2016 Moderator Election

nomination began
Mar 7, 2016 at 20:00
election began
Mar 14, 2016 at 20:00
election ended
Mar 22, 2016 at 20:00
candidates
4
positions
3

On Stack Exchange, we believe the core moderators should come from the community, and be elected by the community itself through popular vote. We hold regular elections to determine who these community moderators will be.

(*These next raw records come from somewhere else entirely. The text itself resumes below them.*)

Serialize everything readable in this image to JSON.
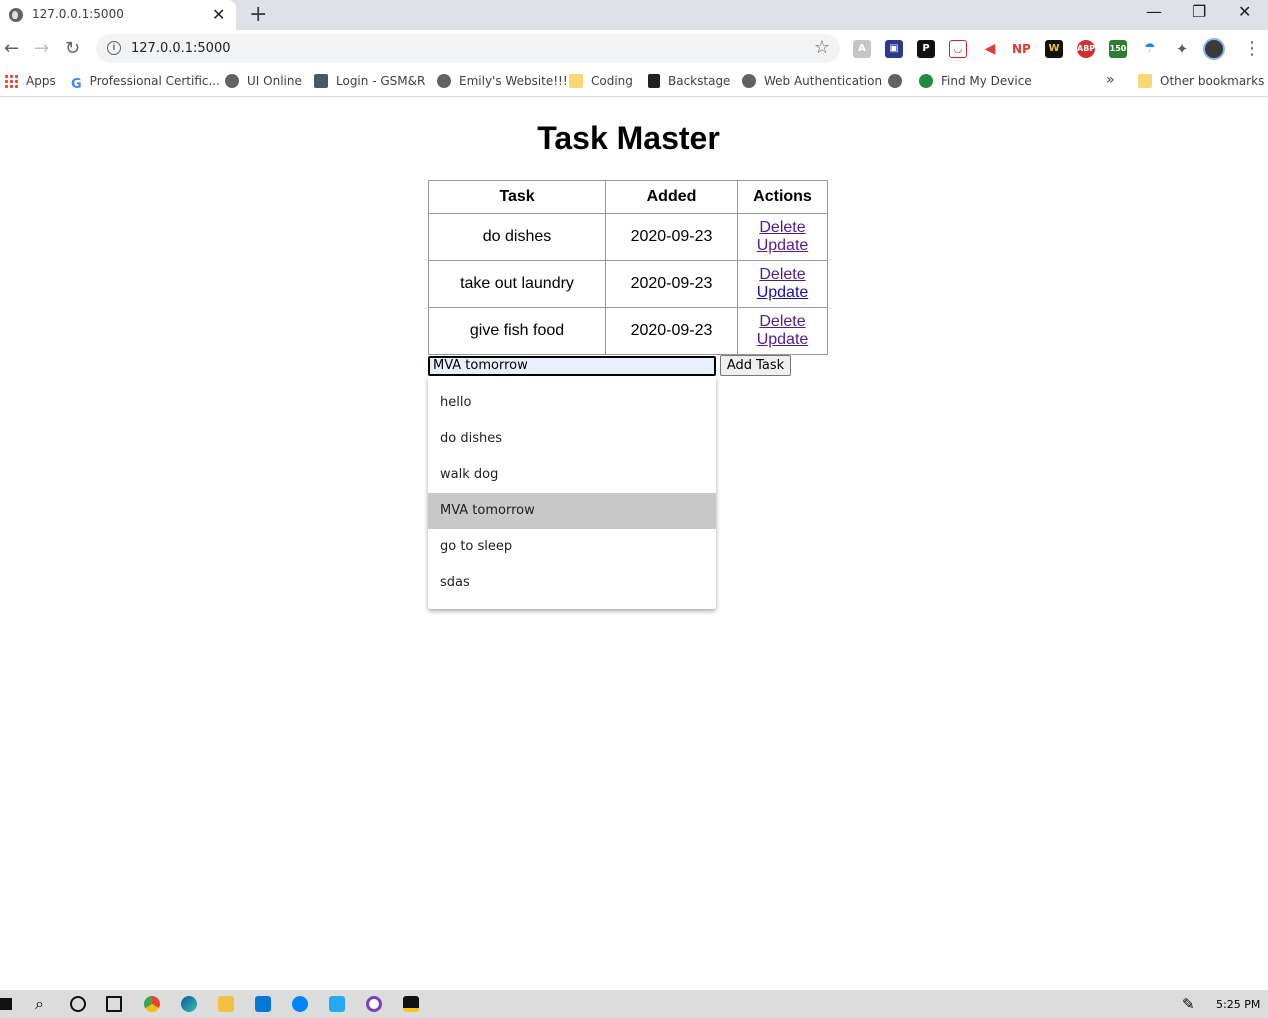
{
  "browser": {
    "tab_title": "127.0.0.1:5000",
    "url": "127.0.0.1:5000",
    "new_tab_symbol": "+",
    "close_symbol": "✕",
    "bookmarks": [
      {
        "label": "Apps",
        "icon": "apps-grid-icon"
      },
      {
        "label": "Professional Certific...",
        "icon": "google-icon"
      },
      {
        "label": "UI Online",
        "icon": "globe-icon"
      },
      {
        "label": "Login - GSM&R",
        "icon": "site-icon"
      },
      {
        "label": "Emily's Website!!!",
        "icon": "globe-icon"
      },
      {
        "label": "Coding",
        "icon": "folder-icon"
      },
      {
        "label": "Backstage",
        "icon": "backstage-icon"
      },
      {
        "label": "Web Authentication",
        "icon": "globe-icon"
      },
      {
        "label": "",
        "icon": "globe-icon"
      },
      {
        "label": "Find My Device",
        "icon": "find-device-icon"
      }
    ],
    "overflow_symbol": "»",
    "other_bookmarks": "Other bookmarks"
  },
  "page": {
    "title": "Task Master",
    "table": {
      "headers": [
        "Task",
        "Added",
        "Actions"
      ],
      "rows": [
        {
          "task": "do dishes",
          "added": "2020-09-23",
          "delete": "Delete",
          "update": "Update"
        },
        {
          "task": "take out laundry",
          "added": "2020-09-23",
          "delete": "Delete",
          "update": "Update"
        },
        {
          "task": "give fish food",
          "added": "2020-09-23",
          "delete": "Delete",
          "update": "Update"
        }
      ]
    },
    "form": {
      "input_value": "MVA tomorrow",
      "button_label": "Add Task"
    },
    "autocomplete": {
      "options": [
        "hello",
        "do dishes",
        "walk dog",
        "MVA tomorrow",
        "go to sleep",
        "sdas"
      ],
      "selected": "MVA tomorrow"
    }
  },
  "taskbar": {
    "time": "5:25 PM"
  }
}
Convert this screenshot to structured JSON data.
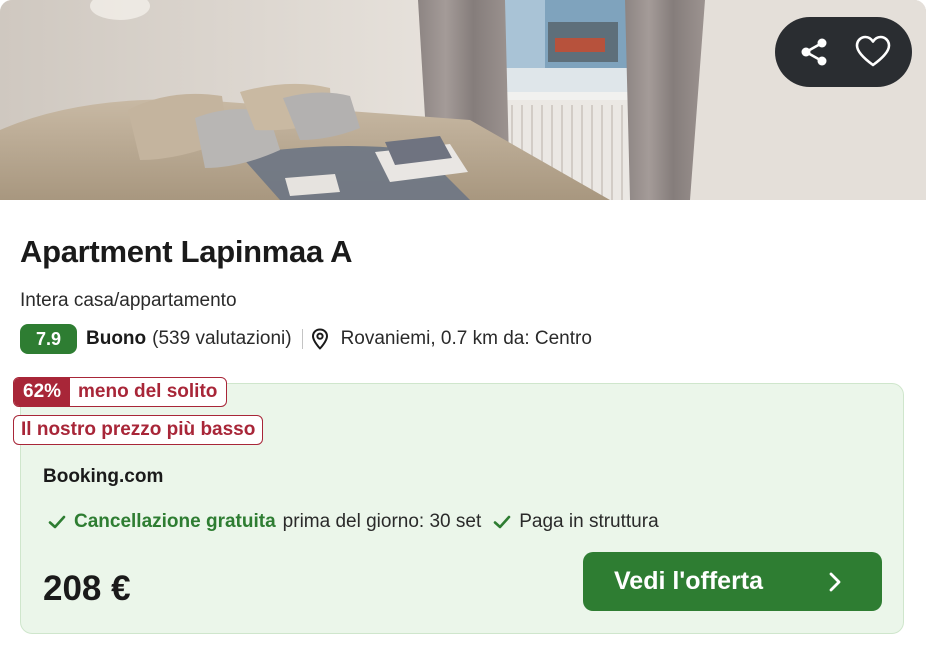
{
  "listing": {
    "title": "Apartment Lapinmaa A",
    "property_type": "Intera casa/appartamento",
    "rating": {
      "score": "7.9",
      "label": "Buono",
      "count": "(539 valutazioni)"
    },
    "location": "Rovaniemi, 0.7 km da: Centro"
  },
  "actions": {
    "share_icon": "share-icon",
    "favorite_icon": "heart-icon"
  },
  "deal": {
    "discount_percent": "62%",
    "discount_text": "meno del solito",
    "lowest_price_badge": "Il nostro prezzo più basso",
    "provider": "Booking.com",
    "perks": {
      "free_cancel": "Cancellazione gratuita",
      "free_cancel_note": "prima del giorno: 30 set",
      "pay_at_property": "Paga in struttura"
    },
    "price": "208 €",
    "cta_label": "Vedi l'offerta"
  },
  "colors": {
    "accent_green": "#2e7d32",
    "deal_background": "#ebf6ea",
    "discount_red": "#a82638",
    "action_pill": "#2a2d31"
  }
}
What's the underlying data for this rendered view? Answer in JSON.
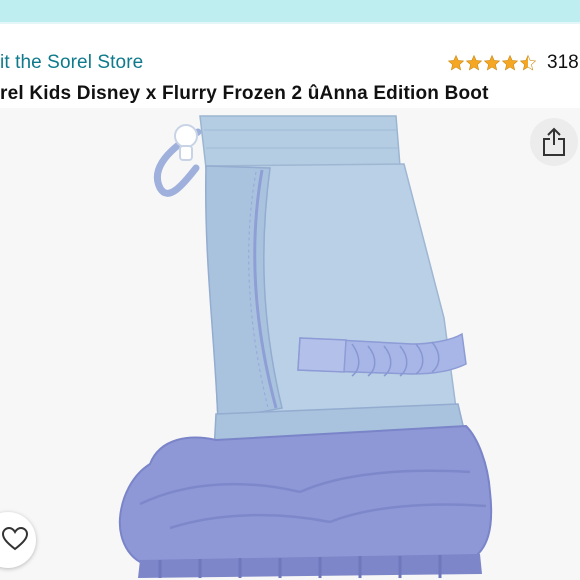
{
  "store": {
    "link_text": "it the Sorel Store"
  },
  "rating": {
    "stars": 4.5,
    "count": "318"
  },
  "product": {
    "title": "rel Kids Disney x Flurry Frozen 2 ûAnna Edition Boot"
  },
  "colors": {
    "header_strip": "#bfeef0",
    "link": "#0f7a8c",
    "star": "#f5a623",
    "boot_upper": "#b7cde2",
    "boot_trim": "#9aa8dc",
    "boot_sole": "#8d95d4"
  },
  "icons": {
    "share": "share-icon",
    "wishlist": "heart-icon"
  }
}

Community moderators are accorded the highest level of privilege on our community, and should themselves be exemplars of positive behavior and leaders within the community.

Our general criteria for moderators is as follows:

  • patient and fair
  • leads by example
  • shows respect for their fellow community members in their actions and words
  • open to some light but firm moderation to keep the community on track and resolve (hopefully) uncommon disputes and exceptions

Every election has three phases:

  1. Nomination
  2. Primary
  3. Election

Please participate in the moderator elections by voting, and perhaps even by nominating yourself to be a community moderator!

Hi guys. I've been around here for a while. It all started by trying to find an answer about Kalman filters. DSP SE popped in my search results. That's how I fell in love with it:

  • So many clever people giving great answers.
  • Only best answers are being upvoted.
  • Duplicates are closed and deleted.
  • Plain users can edit the Q/A to improve formatting and content.
  • There is $\LaTeX$ $\heartsuit$ !!!

The one thing I really miss here is the culture of chatting with other people (take the Stack Overflow as an example).

So far, I tried to use my current moderation privileges as much as possible. Things to brag about:

  • Top #10 in all-time reputation.
  • Top #1 in First Posts review queue - 1492/5480 reviews all-time.
  • Top #1 in Posts edited - 557 so far. Sometimes spending even 30 minutes on a single question, trying to rewrite a terrible photo of a page filled with equations into $\LaTeX$.
  • 148 helpful flags. No idea how that compares to all users, but by looking at other profiles, it's quite a lot.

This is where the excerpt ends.